Do the story without using your own name or your mother's name. IMake up names. If part of it is fiction and part non-fiction, list it as true and add a postscript at the end letting us know which part was fiction.
They slapped my mothers face the night I was born and told her to shut up. It was the beginning of fall and my mother was always the nervous kind. She was having a baby in a cold delivery room on an ice cold surgical table. It was getting late and the labor had taken hours. The doctor was getting short tempered with my mothers crying every time she had a contraction. They didn't have pain medication or spinal blocks those days at least not where she was and the doctor had a hot date that night and let my mother know she was holding things up and because of her he might have to be late. He wasn't happy about that. But at eight thirty PM, I finally entered the world and as I came out my mother screamed and the nurse slapped her across the face and said, What's wrong with you? You're only having a baby, stop making all that racket."
Mother cried softly, but it was no longer from pain, it was because she was always the nervous sort and all she needed was some kindness and understanding. But their wasn't any to be had on that evening. But she did have a healthy newborn daughter.
ps. The facts are true but the writing of its exact happening is fiction.
Happy Birthday
By
Karen Micallef Tylutki
Sept. 02, 2009
The snow was coming down in unmercifully.
The drifts piled high in five-foot drifts.
The taxi cab had limped along the city streets with four working girls and a pregnant teenager and finally made it to the hospital as the young girl in frenzied labor pains begged the driver for help into the medical building.
It was her first.
The baby was two weeks late.
She was the size of a small igloo and very young and very scared.
Although she had family, in-laws, a husband...there she faced motherhood alone.
The driver helped her out of the car, but had several fares to pick up and left her at the doorway.
It was morning rush hour.
She laid in the hospital bed has quietly and properly as a well bred lady should, whimpering from time to time but not fully dilated to give birth.
She refused medicine.
Nothing would compromise her baby's well being!
Hours passed.
The woman in the next bed screamed and ranted and raved endlessly and drove the poor girl crazy.

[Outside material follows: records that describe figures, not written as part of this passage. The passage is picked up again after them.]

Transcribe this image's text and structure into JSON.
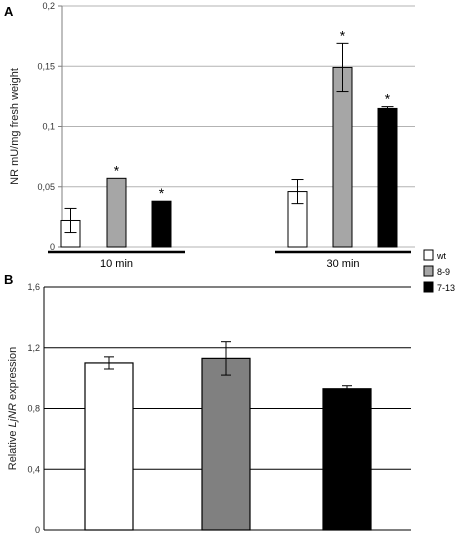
{
  "chart_data": [
    {
      "type": "bar",
      "panel_label": "A",
      "ylabel": "NR mU/mg fresh weight",
      "ylim": [
        0,
        0.2
      ],
      "yticks": [
        "0",
        "0,05",
        "0,1",
        "0,15",
        "0,2"
      ],
      "grid": true,
      "categories": [
        "10 min",
        "30 min"
      ],
      "series": [
        {
          "name": "wt",
          "color": "#ffffff",
          "values": [
            0.022,
            0.046
          ],
          "errors": [
            0.01,
            0.01
          ],
          "significant": [
            false,
            false
          ]
        },
        {
          "name": "8-9",
          "color": "#a6a6a6",
          "values": [
            0.057,
            0.149
          ],
          "errors": [
            0.0,
            0.02
          ],
          "significant": [
            true,
            true
          ]
        },
        {
          "name": "7-13",
          "color": "#000000",
          "values": [
            0.038,
            0.115
          ],
          "errors": [
            0.0,
            0.0015
          ],
          "significant": [
            true,
            true
          ]
        }
      ],
      "significance_marker": "*",
      "legend": {
        "placement": "right",
        "entries": [
          "wt",
          "8-9",
          "7-13"
        ]
      }
    },
    {
      "type": "bar",
      "panel_label": "B",
      "ylabel_prefix": "Relative ",
      "ylabel_gene": "LjNR",
      "ylabel_suffix": " expression",
      "ylim": [
        0,
        1.6
      ],
      "yticks": [
        "0",
        "0,4",
        "0,8",
        "1,2",
        "1,6"
      ],
      "grid": true,
      "bars": [
        {
          "name": "wt",
          "color": "#ffffff",
          "value": 1.1,
          "error": 0.04
        },
        {
          "name": "8-9",
          "color": "#808080",
          "value": 1.13,
          "error": 0.11
        },
        {
          "name": "7-13",
          "color": "#000000",
          "value": 0.93,
          "error": 0.02
        }
      ]
    }
  ]
}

Her roommate was having a baby, too...and nurses were called in incessantly to attend her.
Her doctor stroked her and made a fuss and pampered her and chastised the nurses for complaining about her.
Finally, the young girls husband arrived at her bedside.
He had finished his day at work, went home, washed up, sat down to dinner and enjoyed his mother's meal. He thought or was told...who knows the truth of it...his wife, Theresa was resting and not to disturb her.
He sat down in the living room, read the paper and then said to his mother, "I am going to check on Theresa."
She had fallen into a snow drift the morning before and was plucked out 10 minutes later by a stranger who heard a weak voice calling for help on his way to church.
Her began to feel a little uneasy, since she was two weeks late.
Slowly, his foreign born mother laid her hand on his knee. "Paulo, Teresa, she is not in her room; we sent her in a cab to the hospital this morning, after papa went down stairs to open the store.
The young man was speechless. The family store, now closed for the day, left the pick up truck available for the husband, mother-in-law and father-in-law to crowd in the front seat and drive to the hospital. Paulo rushed to Theresa's side. ...it was after 6:30 p.m.
At 7:45 p.m. the time had come for the baby to be born.
At this point, little five foot Theresa asked for anesthesia.
Her baby was born, safe and sound. The baby was a girl, nine pounds, three ounces. She had a full head of brown hair and dark brown eyes.
When Paulo saw the baby in the nursery, he and his family were very happy.
She was chubby and healthy...perfect and alert!
He went into see his wife and she asked hi: "Did you see the baby?" "Whom does she look like”?
He answered with a sad look: "She looks like me."
"Oh that's great!” she answered.
"I wanted her to look like you.” her replied
When Theresa was presented with the baby for breast-feeding, she smiled.
The minute she laid eyes on her, it was love at first sight!
It must have been the same way for the baby, because they have been best friends ever since.
I believe this is pretty much an accurate account.
Maltese Colleen
Sweet Secret- Your story is well-written, and your mother was so brave. Giving birth is one of the most painful and difficult things on earth. The slap from the nurse was cruel.
Maltese, I loved the "size of a small igloo" phrase. I had to laugh. The story was well done. You were really a "snow baby."